Imaginemos un mundo donde los grandes escritores de ficción nunca tomaron la pluma. ¿Qué habría sido de Julio Cortázar si, en lugar de escribir «Rayuela», hubiera sido un profesor de literatura atrapado en la rutina académica? ¿O de Roberto Bolaño, si se hubiera conformado con ser un vagabundo eterno, sin plasmar sus «Detectives salvajes» en el papel? ¿Qué habría sido de Samuel Beckett si, en lugar de escribir «Esperando a Godot», hubiera sido un oscuro funcionario en una oficina gris? ¿O de Italo Calvino, si se hubiera conformado con ser un ingeniero, calculando estructuras en lugar de tejer «Las ciudades invisibles»?
¿Habrían resistido otra clase de oficio? La escritura, para muchos de ell@s, no era solo una profesión, sino una necesidad vital. Sin embargo, ¿habrían sido más felices en otras ocupaciones? La felicidad es esquiva y no necesariamente se encuentra en el éxito literario. Tal vez Cortázar habría encontrado paz en la enseñanza, o tal vez no. Tal vez Woolf habría encontrado satisfacción en la lucha social, o tal vez no.

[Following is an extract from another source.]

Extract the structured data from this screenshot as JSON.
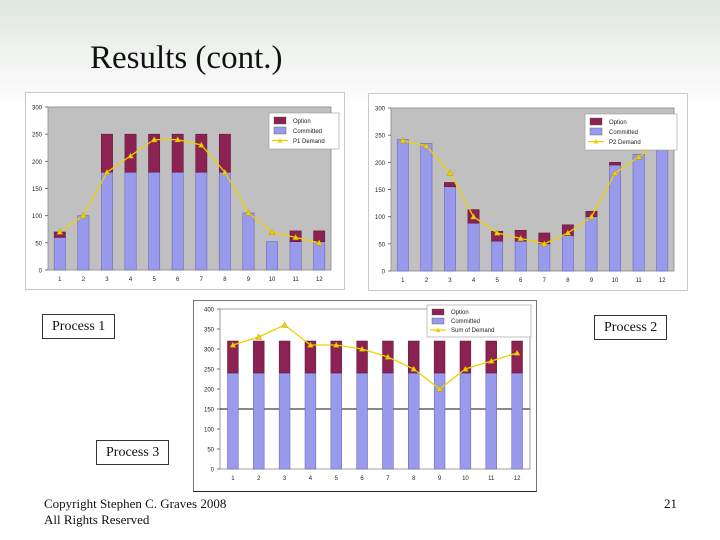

El mundo sin estos escritores sería un lugar más pobre en imaginación y reflexión. Sin Italo Calvino, no tendríamos «Si una noche de invierno un viajero» para perdernos en sus laberintos narrativos. Sin Elena Ferrante, la literatura contemporánea carecería de su aguda exploración de la identidad y la amistad femenina. Sin Haruki Murakami, no tendríamos sus mundos oníricos y surrealistas. Estos autores nos han marcado profundamente, no solo por sus historias, sino por la manera en que nos han hecho ver el mundo. La literatura, al final, es un espejo de nuestra humanidad, un reflejo distorsionado pero revelador de nuestras propias vidas.